On that same though... what are the most common contributors (mechanically)? Loose motor mounts? Bad sensor?
-P
I'll add some to the list....
-Too much fuel pressure. (Detonation is more likely to occur in a lean condition. It also occurs in too rich conditions).
- Loose or Missing brackets. I will explain...many times I have seen trucks with missing or loose brackets for example: the brackets that hold the Upper IC above the valve covers if missing. The IC can bang on the throttle body if pushed into the hose is too tight between the IC and TB and the brackets don't hold it in the correct place, Also it can bang on a valve cover, and the AC accumulator and make false knock (detonation). / The brackets (two "L" shaped) behind the AC braket if loose they can rattle and be picked up as false knock. / Many trucks are missing the "U" shaped 3 hole bracket on the downpipe that attaches to two transmission bolts and the downpipe -this also causes the exhaust manifold to crack between #2+#4 Cyl. because of the weight of the turbo.

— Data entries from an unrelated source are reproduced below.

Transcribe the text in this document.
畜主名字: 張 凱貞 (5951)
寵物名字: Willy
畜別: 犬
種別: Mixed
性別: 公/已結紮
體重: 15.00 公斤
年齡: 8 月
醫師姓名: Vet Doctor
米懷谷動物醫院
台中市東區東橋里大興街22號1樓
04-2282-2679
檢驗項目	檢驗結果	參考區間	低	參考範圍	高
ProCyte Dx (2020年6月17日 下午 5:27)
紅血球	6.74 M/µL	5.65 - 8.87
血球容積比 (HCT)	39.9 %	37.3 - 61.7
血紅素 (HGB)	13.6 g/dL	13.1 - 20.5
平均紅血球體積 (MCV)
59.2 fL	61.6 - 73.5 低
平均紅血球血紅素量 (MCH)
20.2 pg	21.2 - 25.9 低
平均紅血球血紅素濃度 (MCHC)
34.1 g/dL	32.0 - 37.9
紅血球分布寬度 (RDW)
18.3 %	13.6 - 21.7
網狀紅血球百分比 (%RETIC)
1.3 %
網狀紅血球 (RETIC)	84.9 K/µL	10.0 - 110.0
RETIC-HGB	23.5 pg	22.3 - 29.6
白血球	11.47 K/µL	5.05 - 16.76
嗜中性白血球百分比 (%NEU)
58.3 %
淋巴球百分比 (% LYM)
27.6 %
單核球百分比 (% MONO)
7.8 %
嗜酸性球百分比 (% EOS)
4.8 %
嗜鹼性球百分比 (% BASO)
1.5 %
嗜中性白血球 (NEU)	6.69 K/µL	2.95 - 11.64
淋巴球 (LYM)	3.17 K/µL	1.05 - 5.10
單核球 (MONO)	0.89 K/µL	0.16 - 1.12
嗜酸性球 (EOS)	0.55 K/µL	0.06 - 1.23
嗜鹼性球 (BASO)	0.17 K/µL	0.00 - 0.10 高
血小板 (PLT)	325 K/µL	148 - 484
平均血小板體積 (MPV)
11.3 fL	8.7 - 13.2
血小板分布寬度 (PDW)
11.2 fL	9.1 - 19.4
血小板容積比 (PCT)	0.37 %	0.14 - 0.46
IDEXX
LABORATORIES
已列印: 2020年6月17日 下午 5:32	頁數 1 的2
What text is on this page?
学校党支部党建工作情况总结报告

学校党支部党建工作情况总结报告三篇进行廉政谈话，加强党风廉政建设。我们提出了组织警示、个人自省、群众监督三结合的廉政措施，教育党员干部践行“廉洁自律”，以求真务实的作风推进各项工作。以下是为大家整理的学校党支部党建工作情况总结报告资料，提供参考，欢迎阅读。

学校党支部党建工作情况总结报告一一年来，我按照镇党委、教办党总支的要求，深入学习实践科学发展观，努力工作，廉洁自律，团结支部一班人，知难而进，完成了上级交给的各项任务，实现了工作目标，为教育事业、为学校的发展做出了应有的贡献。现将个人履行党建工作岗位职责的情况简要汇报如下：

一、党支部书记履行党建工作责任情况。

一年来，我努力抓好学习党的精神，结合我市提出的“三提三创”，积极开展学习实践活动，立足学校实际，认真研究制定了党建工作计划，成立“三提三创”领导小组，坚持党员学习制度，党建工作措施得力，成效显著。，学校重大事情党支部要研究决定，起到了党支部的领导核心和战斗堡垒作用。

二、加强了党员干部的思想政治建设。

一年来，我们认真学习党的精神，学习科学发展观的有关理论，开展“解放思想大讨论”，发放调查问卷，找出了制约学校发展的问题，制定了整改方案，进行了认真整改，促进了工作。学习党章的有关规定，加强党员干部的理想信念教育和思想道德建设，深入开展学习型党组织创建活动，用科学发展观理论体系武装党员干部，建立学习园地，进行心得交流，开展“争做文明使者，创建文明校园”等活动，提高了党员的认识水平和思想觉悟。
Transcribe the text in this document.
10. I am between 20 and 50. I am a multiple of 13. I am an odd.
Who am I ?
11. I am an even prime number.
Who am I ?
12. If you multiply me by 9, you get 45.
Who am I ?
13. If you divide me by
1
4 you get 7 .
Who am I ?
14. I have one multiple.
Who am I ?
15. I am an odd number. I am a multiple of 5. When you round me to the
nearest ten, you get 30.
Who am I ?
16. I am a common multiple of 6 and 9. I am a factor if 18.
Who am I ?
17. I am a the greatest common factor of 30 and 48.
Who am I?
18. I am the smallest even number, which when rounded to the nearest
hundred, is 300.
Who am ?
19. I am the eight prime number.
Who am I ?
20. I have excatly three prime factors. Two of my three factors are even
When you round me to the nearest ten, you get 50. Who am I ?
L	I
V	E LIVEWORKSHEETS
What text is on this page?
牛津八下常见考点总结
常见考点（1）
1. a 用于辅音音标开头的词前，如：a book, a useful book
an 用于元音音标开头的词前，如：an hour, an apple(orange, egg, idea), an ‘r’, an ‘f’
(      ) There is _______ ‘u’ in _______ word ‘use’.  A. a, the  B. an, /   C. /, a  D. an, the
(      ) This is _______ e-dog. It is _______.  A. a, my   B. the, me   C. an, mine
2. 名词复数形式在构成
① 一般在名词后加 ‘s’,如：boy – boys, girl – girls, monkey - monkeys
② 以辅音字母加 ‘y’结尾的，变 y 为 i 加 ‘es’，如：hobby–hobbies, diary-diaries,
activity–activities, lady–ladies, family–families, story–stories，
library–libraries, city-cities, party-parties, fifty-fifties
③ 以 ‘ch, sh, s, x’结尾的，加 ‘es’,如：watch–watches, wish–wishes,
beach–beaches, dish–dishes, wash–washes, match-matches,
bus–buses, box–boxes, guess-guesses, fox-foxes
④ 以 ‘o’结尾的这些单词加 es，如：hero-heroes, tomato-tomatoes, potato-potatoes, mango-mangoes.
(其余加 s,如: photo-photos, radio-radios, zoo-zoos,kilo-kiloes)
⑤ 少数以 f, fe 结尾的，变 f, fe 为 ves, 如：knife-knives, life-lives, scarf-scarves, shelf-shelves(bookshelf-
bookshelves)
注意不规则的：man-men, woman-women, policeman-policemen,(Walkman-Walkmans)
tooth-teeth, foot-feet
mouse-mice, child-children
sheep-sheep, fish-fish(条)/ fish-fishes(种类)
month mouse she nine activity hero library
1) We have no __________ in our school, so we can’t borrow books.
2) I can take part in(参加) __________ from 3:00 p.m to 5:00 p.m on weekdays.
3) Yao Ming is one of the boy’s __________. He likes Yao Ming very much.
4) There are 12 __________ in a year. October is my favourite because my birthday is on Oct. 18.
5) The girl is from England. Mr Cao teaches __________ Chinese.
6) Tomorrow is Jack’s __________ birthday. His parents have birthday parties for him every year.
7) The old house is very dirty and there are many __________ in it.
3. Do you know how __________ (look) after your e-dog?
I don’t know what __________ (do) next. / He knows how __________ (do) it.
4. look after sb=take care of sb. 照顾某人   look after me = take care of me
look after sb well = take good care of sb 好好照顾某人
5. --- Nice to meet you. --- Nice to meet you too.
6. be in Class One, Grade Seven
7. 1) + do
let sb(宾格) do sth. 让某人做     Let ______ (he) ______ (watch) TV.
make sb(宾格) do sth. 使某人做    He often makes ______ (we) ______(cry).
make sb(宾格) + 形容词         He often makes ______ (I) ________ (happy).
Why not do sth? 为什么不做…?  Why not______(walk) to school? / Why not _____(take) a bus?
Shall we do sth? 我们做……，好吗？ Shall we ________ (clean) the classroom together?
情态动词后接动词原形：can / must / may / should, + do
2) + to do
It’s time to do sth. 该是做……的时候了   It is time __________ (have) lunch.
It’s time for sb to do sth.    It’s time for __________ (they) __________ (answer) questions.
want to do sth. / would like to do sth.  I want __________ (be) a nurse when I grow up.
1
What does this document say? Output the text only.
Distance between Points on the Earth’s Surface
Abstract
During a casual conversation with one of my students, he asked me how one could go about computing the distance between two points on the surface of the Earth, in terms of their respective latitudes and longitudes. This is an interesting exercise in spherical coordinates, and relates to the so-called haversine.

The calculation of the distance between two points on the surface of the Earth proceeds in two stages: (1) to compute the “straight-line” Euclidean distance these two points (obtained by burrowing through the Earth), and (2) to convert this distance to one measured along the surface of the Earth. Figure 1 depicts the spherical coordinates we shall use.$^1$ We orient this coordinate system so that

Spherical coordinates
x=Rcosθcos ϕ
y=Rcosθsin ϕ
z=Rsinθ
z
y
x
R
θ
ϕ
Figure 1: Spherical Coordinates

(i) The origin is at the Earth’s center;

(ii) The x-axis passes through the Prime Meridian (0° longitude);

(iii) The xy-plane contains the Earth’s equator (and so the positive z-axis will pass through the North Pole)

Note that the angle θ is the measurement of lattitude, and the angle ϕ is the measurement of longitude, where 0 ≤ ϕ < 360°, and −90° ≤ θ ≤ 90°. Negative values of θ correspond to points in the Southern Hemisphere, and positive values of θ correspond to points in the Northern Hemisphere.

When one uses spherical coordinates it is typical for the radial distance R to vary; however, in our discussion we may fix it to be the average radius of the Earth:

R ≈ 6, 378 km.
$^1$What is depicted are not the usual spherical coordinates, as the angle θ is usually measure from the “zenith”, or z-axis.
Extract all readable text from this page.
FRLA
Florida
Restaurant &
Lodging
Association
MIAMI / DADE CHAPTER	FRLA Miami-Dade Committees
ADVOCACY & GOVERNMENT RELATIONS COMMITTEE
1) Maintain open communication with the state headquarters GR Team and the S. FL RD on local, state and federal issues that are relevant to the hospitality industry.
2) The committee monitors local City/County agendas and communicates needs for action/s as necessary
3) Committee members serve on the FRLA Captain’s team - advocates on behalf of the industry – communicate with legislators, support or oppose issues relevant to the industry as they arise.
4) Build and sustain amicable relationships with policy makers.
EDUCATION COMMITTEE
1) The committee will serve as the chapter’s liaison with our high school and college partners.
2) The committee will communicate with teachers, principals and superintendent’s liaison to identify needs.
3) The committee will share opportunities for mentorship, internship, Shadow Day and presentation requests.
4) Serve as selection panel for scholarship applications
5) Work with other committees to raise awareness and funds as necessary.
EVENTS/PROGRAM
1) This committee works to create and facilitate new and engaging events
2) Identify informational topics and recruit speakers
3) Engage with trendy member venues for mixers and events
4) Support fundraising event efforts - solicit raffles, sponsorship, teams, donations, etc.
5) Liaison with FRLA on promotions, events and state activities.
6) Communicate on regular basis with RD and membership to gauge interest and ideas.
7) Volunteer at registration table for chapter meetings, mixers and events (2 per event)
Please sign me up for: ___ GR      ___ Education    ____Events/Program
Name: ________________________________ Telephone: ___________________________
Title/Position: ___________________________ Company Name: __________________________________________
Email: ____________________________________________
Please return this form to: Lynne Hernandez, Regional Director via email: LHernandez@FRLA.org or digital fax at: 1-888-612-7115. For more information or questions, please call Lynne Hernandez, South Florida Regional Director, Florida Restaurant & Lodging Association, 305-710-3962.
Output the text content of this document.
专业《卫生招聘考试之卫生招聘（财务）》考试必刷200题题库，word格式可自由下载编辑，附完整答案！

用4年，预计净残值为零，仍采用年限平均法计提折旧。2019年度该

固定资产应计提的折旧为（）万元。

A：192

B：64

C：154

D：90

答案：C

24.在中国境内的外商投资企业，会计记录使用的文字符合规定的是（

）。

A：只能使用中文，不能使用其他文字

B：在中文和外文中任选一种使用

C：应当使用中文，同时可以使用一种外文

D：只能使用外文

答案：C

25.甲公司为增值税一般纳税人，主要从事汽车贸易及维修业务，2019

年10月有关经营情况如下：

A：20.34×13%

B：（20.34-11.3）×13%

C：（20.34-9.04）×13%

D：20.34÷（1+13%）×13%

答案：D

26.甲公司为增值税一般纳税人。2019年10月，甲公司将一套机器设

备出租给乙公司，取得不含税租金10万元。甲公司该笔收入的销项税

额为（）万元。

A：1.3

Two problems from one missing bracket. This is very common because if an engine is removed this braket is removed commonly and also for transmission removals.
-Misc. Items. This one needs explination also... Ever drop a socket or tool? Where did it go? Probably on top of the transmission case -Right next to the knock sensor and it bounces and rattles around and makes false knock.
-Knock Sensor Torqued incorrectly. Not only should the knock sensor be torqued correctly to read accurately but they should be installed only once according to GM. Install it to the correct torque and if you remove it replace it. If it gets dented during an engine removal replace it any distortion in the metal can make it read inacurately. -Knock sensor is a sensitive little microphone that listens for knock if damaged it will give you problems.
-Wrong Part # Knock Sensor. Very important to get the corrrect sensor. There are ones that look just like ours but are not the same.
-Bad Ignition Wires / Wires not secured. If an ignition wire has a nick in it or a rub thru on the insulation the electrons flowing thru the wire can arc to any grounded metal. -Also if it arcs to the exhaust the arc can ignite unburned gases in the exhaust and cause a lean pop in the exhaust which is not knock but can be picked up as false knock.
-Missing chip. Yep, I have seen this too...Some one I know (name is not listed here to prevent embarrasment) installed a chip which used a carrier. The stock chip was to be piggy backed on the pins of the carrier for the ESC portion of the chip. He installed the carrier which contained a modified .bin chip but did not install the stock chip onto the carrier and the knock was just counting up and retarding the timing to the max. -believe it or not the truck still ran.
...these aren't ones you would probably think of first but I have seen all these conditions.